Other cephalopods, and in particular those living in the open oceans and deep water where food is comparatively scarce, redeveloped neutral buoyancy. Having burned their boats in the matter of the shell, the oceanic squid exploited a mechanism that is widespread in planktonic animals. They altered the ionic content of their tissues, notably by hanging onto ammonia, which they produced as the end product of protein metabolism, and using this to displace sodium ions. Ammonium chloride is lighter than sodium chloride, and seawater is a solution mostly of sodium chloride. The advantage of such a mechanism is that it is pressure-proof, so that it will work satisfactorily in the deep sea, below the depth to which any shelled form could penetrate. Moreover, none of the buoyancy gained is squandered on supporting the mechanism itself.

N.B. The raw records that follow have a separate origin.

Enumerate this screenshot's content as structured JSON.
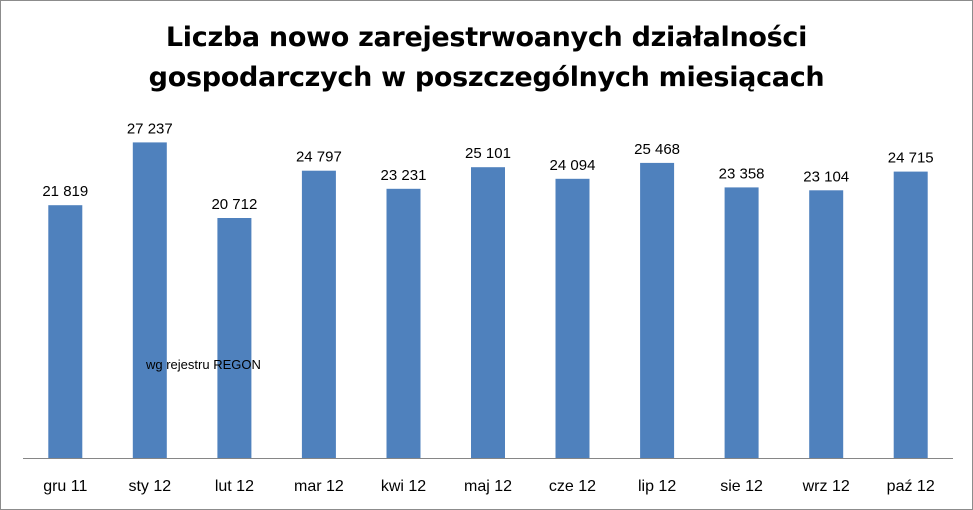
{
  "chart_data": {
    "type": "bar",
    "title_lines": [
      "Liczba nowo zarejestrwoanych działalności",
      "gospodarczych w poszczególnych miesiącach"
    ],
    "annotation": "wg rejestru REGON",
    "categories": [
      "gru 11",
      "sty 12",
      "lut 12",
      "mar 12",
      "kwi 12",
      "maj 12",
      "cze 12",
      "lip 12",
      "sie 12",
      "wrz 12",
      "paź 12"
    ],
    "values": [
      21819,
      27237,
      20712,
      24797,
      23231,
      25101,
      24094,
      25468,
      23358,
      23104,
      24715
    ],
    "value_labels": [
      "21 819",
      "27 237",
      "20 712",
      "24 797",
      "23 231",
      "25 101",
      "24 094",
      "25 468",
      "23 358",
      "23 104",
      "24 715"
    ],
    "ylim": [
      0,
      29000
    ],
    "bar_color": "#4f81bd",
    "grid": false,
    "legend": "none"
  }
}
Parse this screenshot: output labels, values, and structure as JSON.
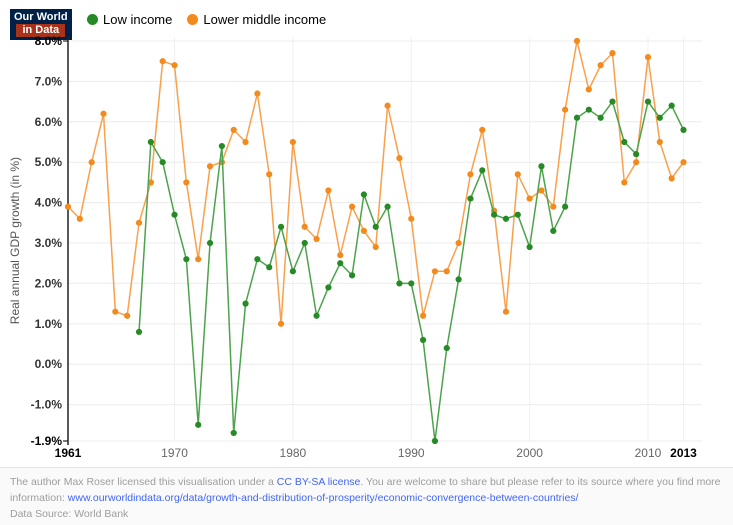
{
  "logo": {
    "line1": "Our World",
    "line2": "in Data",
    "bg_color": "#002147",
    "accent_color": "#a8321a"
  },
  "legend": [
    {
      "label": "Low income",
      "color": "#268a26"
    },
    {
      "label": "Lower middle income",
      "color": "#f28a1d"
    }
  ],
  "footer": {
    "text1": "The author Max Roser licensed this visualisation under a ",
    "link1": "CC BY-SA license",
    "text2": ". You are welcome to share but please refer to its source where you find more information: ",
    "link2": "www.ourworldindata.org/data/growth-and-distribution-of-prosperity/economic-convergence-between-countries/",
    "datasource": "Data Source: World Bank"
  },
  "chart_data": {
    "type": "line",
    "title": "",
    "xlabel": "",
    "ylabel": "Real annual GDP growth (in %)",
    "ylim": [
      -1.9,
      8.0
    ],
    "grid": true,
    "legend_position": "top-left",
    "x": [
      1961,
      1962,
      1963,
      1964,
      1965,
      1966,
      1967,
      1968,
      1969,
      1970,
      1971,
      1972,
      1973,
      1974,
      1975,
      1976,
      1977,
      1978,
      1979,
      1980,
      1981,
      1982,
      1983,
      1984,
      1985,
      1986,
      1987,
      1988,
      1989,
      1990,
      1991,
      1992,
      1993,
      1994,
      1995,
      1996,
      1997,
      1998,
      1999,
      2000,
      2001,
      2002,
      2003,
      2004,
      2005,
      2006,
      2007,
      2008,
      2009,
      2010,
      2011,
      2012,
      2013
    ],
    "series": [
      {
        "name": "Lower middle income",
        "line_color": "#f9a04c",
        "dot_color": "#f28a1d",
        "values": [
          3.9,
          3.6,
          5.0,
          6.2,
          1.3,
          1.2,
          3.5,
          4.5,
          7.5,
          7.4,
          4.5,
          2.6,
          4.9,
          5.0,
          5.8,
          5.5,
          6.7,
          4.7,
          1.0,
          5.5,
          3.4,
          3.1,
          4.3,
          2.7,
          3.9,
          3.3,
          2.9,
          6.4,
          5.1,
          3.6,
          1.2,
          2.3,
          2.3,
          3.0,
          4.7,
          5.8,
          3.8,
          1.3,
          4.7,
          4.1,
          4.3,
          3.9,
          6.3,
          8.0,
          6.8,
          7.4,
          7.7,
          4.5,
          5.0,
          7.6,
          5.5,
          4.6,
          5.0
        ]
      },
      {
        "name": "Low income",
        "line_color": "#4ca34c",
        "dot_color": "#268a26",
        "values": [
          null,
          null,
          null,
          null,
          null,
          null,
          0.8,
          5.5,
          5.0,
          3.7,
          2.6,
          -1.5,
          3.0,
          5.4,
          -1.7,
          1.5,
          2.6,
          2.4,
          3.4,
          2.3,
          3.0,
          1.2,
          1.9,
          2.5,
          2.2,
          4.2,
          3.4,
          3.9,
          2.0,
          2.0,
          0.6,
          -1.9,
          0.4,
          2.1,
          4.1,
          4.8,
          3.7,
          3.6,
          3.7,
          2.9,
          4.9,
          3.3,
          3.9,
          6.1,
          6.3,
          6.1,
          6.5,
          5.5,
          5.2,
          6.5,
          6.1,
          6.4,
          5.8
        ]
      }
    ],
    "y_ticks": [
      {
        "label": "8.0%",
        "value": 8.0,
        "bold": true
      },
      {
        "label": "7.0%",
        "value": 7.0,
        "bold": false
      },
      {
        "label": "6.0%",
        "value": 6.0,
        "bold": false
      },
      {
        "label": "5.0%",
        "value": 5.0,
        "bold": false
      },
      {
        "label": "4.0%",
        "value": 4.0,
        "bold": false
      },
      {
        "label": "3.0%",
        "value": 3.0,
        "bold": false
      },
      {
        "label": "2.0%",
        "value": 2.0,
        "bold": false
      },
      {
        "label": "1.0%",
        "value": 1.0,
        "bold": false
      },
      {
        "label": "0.0%",
        "value": 0.0,
        "bold": false
      },
      {
        "label": "-1.0%",
        "value": -1.0,
        "bold": false
      },
      {
        "label": "-1.9%",
        "value": -1.9,
        "bold": true
      }
    ],
    "x_ticks": [
      {
        "label": "1961",
        "year": 1961,
        "bold": true
      },
      {
        "label": "1970",
        "year": 1970,
        "bold": false
      },
      {
        "label": "1980",
        "year": 1980,
        "bold": false
      },
      {
        "label": "1990",
        "year": 1990,
        "bold": false
      },
      {
        "label": "2000",
        "year": 2000,
        "bold": false
      },
      {
        "label": "2010",
        "year": 2010,
        "bold": false
      },
      {
        "label": "2013",
        "year": 2013,
        "bold": true
      }
    ]
  }
}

The bad news is that ammonium chloride is toxic; so the buoyant solution had to be isolated in regions of specialised cells, forming pockets in the musculature, or retained in enormously enlarged kidneys. A second snag is that the buoyancy gain is minimal; proteinaceous body tissue has a density of around 1.33 grams per cubic centimetre, compared with oceanic sea water at around 1.024; the fluid in the ammonia-rich pockets of squid has a density of about 1.010. So squid need an awful lot of it. Carried on to the point where totally neutral buoyancy is achieved, it makes them distinctly flabby. In all this, the cephalopods always retained the jet. Uneconomic it may be, but it gives cephalopods a range of capabilities that fish do not possess. A squid with a jet and a directive funnel is almost as fast forwards as backwards. The unpredictability of the escape route that a cephalopod will take when threatened must be a continual source of frustration to would-be predators. The jet is handy for other purposes too. It can be used to dig holes or to flush out prey, to spread a smokescreen or eject a blob of ‘ink’ as a decoy (a further line of defence that has no parallel in fish), to propel a sudden pounce on prey, or even (in octopuses) to aerate brooded eggs.

Jet propulsion was one of the earliest forms of locomotion. Jellyfish moved in this way, pulsating the bell, before many other sorts of animal were even a gleam in the creator’s eye, and the nautiloids, as we have seen, were the first large midwater predators. But many living cephalopods have abandoned jet propulsion except for emergencies. The jet set, after tinkering with the motor for millions of years now seems to be doing its best to develop less expensive means of getting about. There must be a lesson in this somewhere.

Martin Wells is reader in the department of zoology at the University of Cambridge.